Speaker Lindsay Hoyle is very keen that Prime Minister’s Questions last its allotted half an hour, rather than turning it into the hour-long drone-fest that John Bercow indulged in during his tenure. Today he had to cut off one MP who was asking a question that wasn’t just pointless (the Speaker doesn’t adjudicate on the quality of interventions, more’s the pity), but that was also taking longer than one of Bercow’s famous soliloquies about himself.
This most pointless question of the session – indeed the year so far – came from new Tory MP Sarah Dines, who asked this:
‘My right hon. Friend will know that the quarries of the Peak district provide a huge proportion of the national building and mineral needs of this great nation. We would be delighted to see him in the Derbyshire Dales, so that he can see at first hand the men and women who work at the quarry face, who will be at the heart of the post-Brexit economy, and look at the need for my local Ashbourne bypass—this is necessary to deliver Brexit to the people. Does not this support for these hard-working people show who the real Conservatives are and that this party is the party of the working man?’
She was called to order by Hoyle, who complained that the session ‘is going to run on because of this’ and asked for short questions. But the lengthy waffle of a question served its purpose: it gave Johnson a breather and allowed him to raise the threats levelled at Tory MPs by the president of the Durham Miners’ Gala, who said earlier this week that any Conservatives wanting to attend his event might want to get police protection.
A similarly helpful question came from James Sunderland, also a newly-elected Tory, who told the Chamber that his Bracknell constituency ‘is the proud home of more than 150 internationally focused companies’ and asked the Prime Minister to ‘reassure the House that what is being done to develop new post-Brexit worldwide trade deals is for the benefit of everyone in Bracknell, Crowthorne, Finchampstead, Sandhurst and, of course, right across the UK?’
This is one of those questions that requires only the easiest of answers.

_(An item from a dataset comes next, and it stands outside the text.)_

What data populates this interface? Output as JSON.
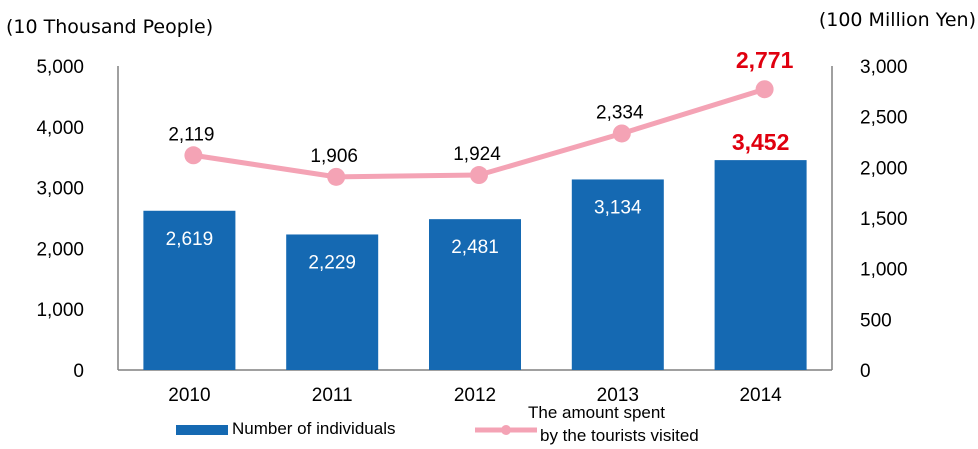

The Prime Minister is not going to say ‘no, my trade deals will screw over everyone outside the M25’, and neither is he being pressed on any detail of those trade deals. He merely need ‘reassure’ the House that he remains as committed to good things as the next person, and then move on.
He even got an easy question at the very start of the session from Bim Afolami, who has been an MP since 2017 and therefore has less of an excuse for asking duff questions. At least the other two might plead ignorance about how to ask something smart in the Chamber, which is an intimidating place. Afolami asked:
‘I welcome the announcement from the Government this week that tougher sentences, an end to early release and a complete review of the management of convicted terrorists are among a range of measures designed to strengthen this country’s response to terrorism—a promise made by this Prime Minister and a promise delivered. [Interruption.] Does he agree that we need to do everything we can, whatever it takes, to stop sickening terrorist attacks taking place?’
In summary, does the Prime Minister agree with me that he is keeping his promises and stopping bad things from happening? How staggering, then, that Johnson told the Commons that the Hitchin and Harpenden MP was ‘absolutely right’, before adding the newsworthy line that ‘this government will do all that we can to keep our people safe’. Well that’s solved that then.
As I’ve said before, MPs don’t need to turn themselves in the parliamentary equivalent of Jeremy Paxman in order to ask a decent question at this session. They don’t need to be hostile: many of the questions from Labour MPs today were constructive rather than full-throated attacks on Johnson. But merely asking if the Prime Minister agrees with them that the government is going to be doing good things in order to stop bad things – without actually asking for any detail at all – is a waste of a question.